Russland weist europäische Diplomaten aus
5. Februar 2021Das russische Außenministerium teilte mit, die Diplomaten aus Deutschland, Polen und Schweden seien zu "unerwünschten Personen" erklärt worden, nachdem sie an "illegalen Protesten" der Opposition gegen die Inhaftierung des Regierungskritikers Alexej Nawalny teilgenommen hätten. Sie seien angewiesen worden, Russland "in der nahen Zukunft zu verlassen". Zur genauen Zahl der ausgewiesenen Diplomaten machte das Ministerium keine Angaben.
Das Außenamt in Moskau warf den Diplomaten vor, bei den Kundgebungen am 23. Januar in Sankt Petersburg und Moskau dabei gewesen zu sein. Russland bewerte ein solches Verhalten als "inakzeptabel und unvereinbar mit dem diplomatischen Status".
Die deutsche Bundesregierung reagierte scharf: "Wir halten diese Ausweisung für ungerechtfertigt und glauben, dass das eine weitere Facette in dem ist, was ziemlich fernab von Rechtsstaatlichkeit im Augenblick in Russland zu beobachten ist", sagte Bundeskanzlerin Angela Merkel vor Journalisten in Berlin. Bundesaußenminister Heiko Maas sagte, die Ausweisung sei "in keiner Weise gerechtfertigt" und beschädige das Verhältnis Russlands zu Europa weiter. "Sollte die Russische Föderation diesen Schritt nicht überdenken, wird er nicht unbeantwortet bleiben", kündigte Maas an.
Das Auswärtige Amt in Berlin bestellte derweil den russischen Botschafter zu einem "dringenden Gespräch" ein. Staatssekretär Miguel Berger habe Botschafter Sergej Netschajew "die deutsche Haltung sehr deutlich gemacht", hieß es dazu anschließend. Auch Polen bestellte den russischen Botschafter in Warschau ein. Das schwedische Außenministerium ließ Moskau wissen, dass es das Vorgehen für völlig unbegründet erachte.

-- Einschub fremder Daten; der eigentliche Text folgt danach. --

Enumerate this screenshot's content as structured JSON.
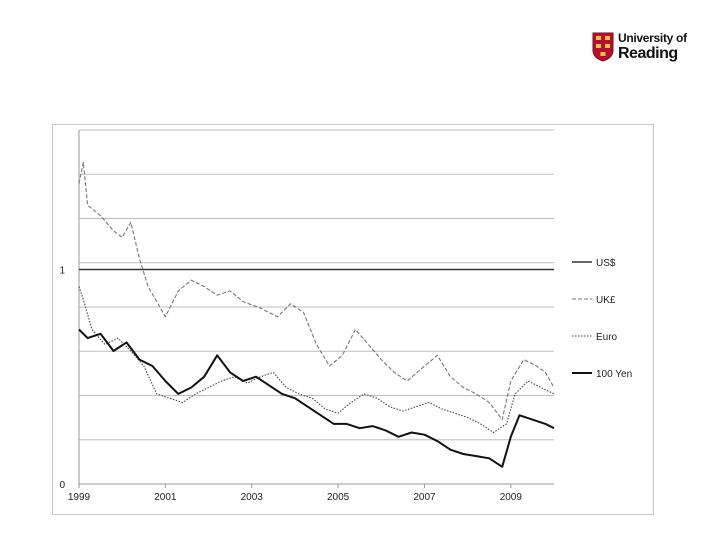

An den nicht genehmigten Protesten im Januar hatten sich landesweit zehntausende Menschen beteiligt. Anschließend kam es zu tausenden Festnahmen. Maas sagte, der betroffene deutsche Diplomat sei seiner im Wiener Übereinkommen über diplomatische Beziehungen vorgesehenen Aufgabe nachgekommen, sich mit rechtmäßigen Mitteln über die Entwicklung vor Ort zu informieren.
Beziehungen auf einem "Tiefpunkt"
Die Beziehungen zwischen Moskau und den Ländern der Europäischen Union sind seit der Annexion der Krim im Jahr 2014 stark belastet. Verschärft wurden die Spannungen durch den Fall Nawalny. Der schärfste Kritiker von Präsident Wladimir Putin war Mitte Januar bei seiner Rückkehr nach Moskau festgenommen worden und später zu einer mehrjährigen Haftstrafe verurteilt worden. Er war zuvor in Deutschland nach einem Giftanschlag behandelt worden, für den er die russische Regierung verantwortlich macht.
Derzeit hält sich der EU-Außenbeauftragte Josep Borrell zu einem mehrtägigen Besuch in Moskau auf. Mit Blick auf den Fall Nawalny hatte Borrell bei einem Gespräch mit dem russischen Außenminister Sergej Lawrow von einem "Tiefpunkt" in den europäisch-russischen Beziehungen gesprochen. Zugleich betonten beide Seiten ihren Willen zu einem fortgesetzten Dialog. Borrell erfuhr von der geplanten Ausweisung der Diplomaten während seines Treffens mit Lawrow - was man durchaus als Affront werten kann. Er habe das Vorgehen scharf verurteilt, erklärte Borrell später.
Am Dienstag hatte ein Moskauer Gericht entschieden, dass Nawalny wegen einer Bewährungsstrafe aus dem Jahr 2014 nun knapp drei Jahre in eine Strafkolonie muss. An diesem Freitag stand Nawalny zudem in einem weiteren Prozess vor Gericht. In dem Verfahren geht es um den Vorwurf der Verleumdung eines Weltkriegsveteranen. Der 44-jährige Nawalny erschien dafür in einem für Angeklagte vorgesehenen Glaskasten vor Gericht. Dem Oppositionellen droht auch in diesem Verfahren eine mehrjährige Haftstrafe.